Thesis #9

Thesis #9 The forces of natural selection weaken with adult age in species that have distinguishable adults and no fissile reproduction.

We now face the prospect of developing a 21st Century biology based on formal, mathematical, and computational tools.  It is from this 21st Century biology that a new medicine for addressing our chronic health ailments will arise, those health ailments that are lumped together in medicine’s wastebasket called aging.

So, which formal, mathematical, and computational tools should we start with?

Many of the key applications of 20th Century physics grow out of its key equations.  Atomic power and atomic bombs both grew out of Einstein’s result that  E = mc2 .  Television arises from the mathematics of the photoelectric effect, the result for which Einstein received the Nobel Prize.  And so on.

Are there mathematical results of comparable significance for 21st Century biology and medicine?

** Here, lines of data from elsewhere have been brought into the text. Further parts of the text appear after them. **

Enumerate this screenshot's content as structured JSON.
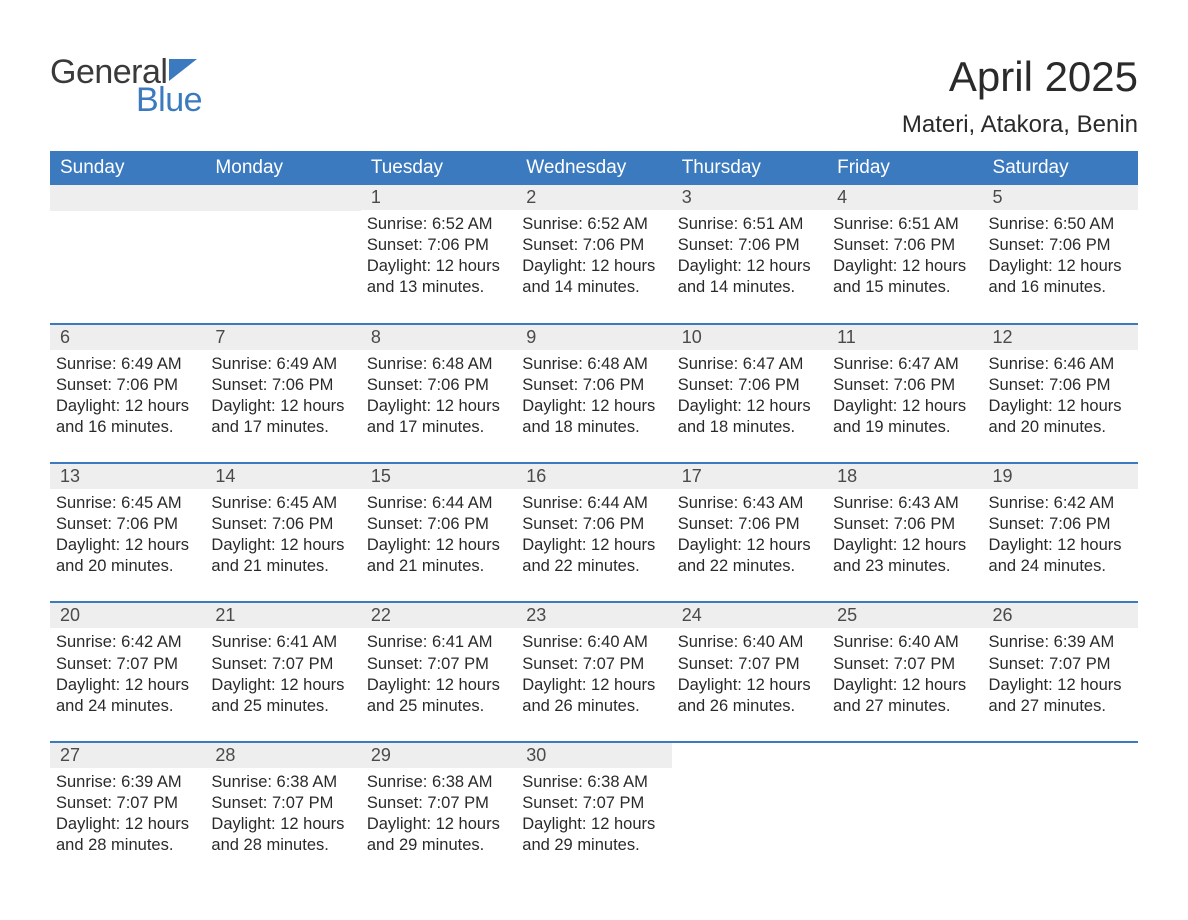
{
  "logo": {
    "text_top": "General",
    "text_bottom": "Blue",
    "flag_color": "#3c7abf",
    "text_color_top": "#3a3a3a",
    "text_color_bottom": "#3c7abf"
  },
  "title": "April 2025",
  "location": "Materi, Atakora, Benin",
  "header_bg": "#3c7abf",
  "header_fg": "#ffffff",
  "daynum_bg": "#eeeeee",
  "week_border": "#3c7abf",
  "day_headers": [
    "Sunday",
    "Monday",
    "Tuesday",
    "Wednesday",
    "Thursday",
    "Friday",
    "Saturday"
  ],
  "sunrise_label": "Sunrise: ",
  "sunset_label": "Sunset: ",
  "daylight_label": "Daylight: ",
  "weeks": [
    [
      null,
      null,
      {
        "d": "1",
        "sr": "6:52 AM",
        "ss": "7:06 PM",
        "dl": "12 hours and 13 minutes."
      },
      {
        "d": "2",
        "sr": "6:52 AM",
        "ss": "7:06 PM",
        "dl": "12 hours and 14 minutes."
      },
      {
        "d": "3",
        "sr": "6:51 AM",
        "ss": "7:06 PM",
        "dl": "12 hours and 14 minutes."
      },
      {
        "d": "4",
        "sr": "6:51 AM",
        "ss": "7:06 PM",
        "dl": "12 hours and 15 minutes."
      },
      {
        "d": "5",
        "sr": "6:50 AM",
        "ss": "7:06 PM",
        "dl": "12 hours and 16 minutes."
      }
    ],
    [
      {
        "d": "6",
        "sr": "6:49 AM",
        "ss": "7:06 PM",
        "dl": "12 hours and 16 minutes."
      },
      {
        "d": "7",
        "sr": "6:49 AM",
        "ss": "7:06 PM",
        "dl": "12 hours and 17 minutes."
      },
      {
        "d": "8",
        "sr": "6:48 AM",
        "ss": "7:06 PM",
        "dl": "12 hours and 17 minutes."
      },
      {
        "d": "9",
        "sr": "6:48 AM",
        "ss": "7:06 PM",
        "dl": "12 hours and 18 minutes."
      },
      {
        "d": "10",
        "sr": "6:47 AM",
        "ss": "7:06 PM",
        "dl": "12 hours and 18 minutes."
      },
      {
        "d": "11",
        "sr": "6:47 AM",
        "ss": "7:06 PM",
        "dl": "12 hours and 19 minutes."
      },
      {
        "d": "12",
        "sr": "6:46 AM",
        "ss": "7:06 PM",
        "dl": "12 hours and 20 minutes."
      }
    ],
    [
      {
        "d": "13",
        "sr": "6:45 AM",
        "ss": "7:06 PM",
        "dl": "12 hours and 20 minutes."
      },
      {
        "d": "14",
        "sr": "6:45 AM",
        "ss": "7:06 PM",
        "dl": "12 hours and 21 minutes."
      },
      {
        "d": "15",
        "sr": "6:44 AM",
        "ss": "7:06 PM",
        "dl": "12 hours and 21 minutes."
      },
      {
        "d": "16",
        "sr": "6:44 AM",
        "ss": "7:06 PM",
        "dl": "12 hours and 22 minutes."
      },
      {
        "d": "17",
        "sr": "6:43 AM",
        "ss": "7:06 PM",
        "dl": "12 hours and 22 minutes."
      },
      {
        "d": "18",
        "sr": "6:43 AM",
        "ss": "7:06 PM",
        "dl": "12 hours and 23 minutes."
      },
      {
        "d": "19",
        "sr": "6:42 AM",
        "ss": "7:06 PM",
        "dl": "12 hours and 24 minutes."
      }
    ],
    [
      {
        "d": "20",
        "sr": "6:42 AM",
        "ss": "7:07 PM",
        "dl": "12 hours and 24 minutes."
      },
      {
        "d": "21",
        "sr": "6:41 AM",
        "ss": "7:07 PM",
        "dl": "12 hours and 25 minutes."
      },
      {
        "d": "22",
        "sr": "6:41 AM",
        "ss": "7:07 PM",
        "dl": "12 hours and 25 minutes."
      },
      {
        "d": "23",
        "sr": "6:40 AM",
        "ss": "7:07 PM",
        "dl": "12 hours and 26 minutes."
      },
      {
        "d": "24",
        "sr": "6:40 AM",
        "ss": "7:07 PM",
        "dl": "12 hours and 26 minutes."
      },
      {
        "d": "25",
        "sr": "6:40 AM",
        "ss": "7:07 PM",
        "dl": "12 hours and 27 minutes."
      },
      {
        "d": "26",
        "sr": "6:39 AM",
        "ss": "7:07 PM",
        "dl": "12 hours and 27 minutes."
      }
    ],
    [
      {
        "d": "27",
        "sr": "6:39 AM",
        "ss": "7:07 PM",
        "dl": "12 hours and 28 minutes."
      },
      {
        "d": "28",
        "sr": "6:38 AM",
        "ss": "7:07 PM",
        "dl": "12 hours and 28 minutes."
      },
      {
        "d": "29",
        "sr": "6:38 AM",
        "ss": "7:07 PM",
        "dl": "12 hours and 29 minutes."
      },
      {
        "d": "30",
        "sr": "6:38 AM",
        "ss": "7:07 PM",
        "dl": "12 hours and 29 minutes."
      },
      null,
      null,
      null
    ]
  ]
}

Yes, there are.  The first 8 of the 55 theses derive both directly and indirectly from basic quantitative results from evolutionary genetics.  With this thesis 9, however, we come to the most important equations of all for the new medicine of chronic disease, those of Hamilton’s (1966) Forces of Natural Selection.  In the references supplied with the 55, you can see the algebraic forms of the equations for these Forces, as well as graphical plots of them.  But in these 55 theses, I will explain them in verbal terms for the mathphobic who have had their quantitative imaginations neglected or destroyed by their formal education.

Hamilton derived two Forces of Natural Selection in 1966.  The first scales the impact of natural selection on the rate of mortality at each and every age, from birth to infinitely great ages.  [Mortality refers to the probability of dying at a particular age.] The second scales the impact of natural selection on fecundity at each and every age, from birth to infinitely great ages.  [Fecundity refers to the quantitative output of offspring at a particular age.] These two forces are among the most important formal results ever obtained by scientists.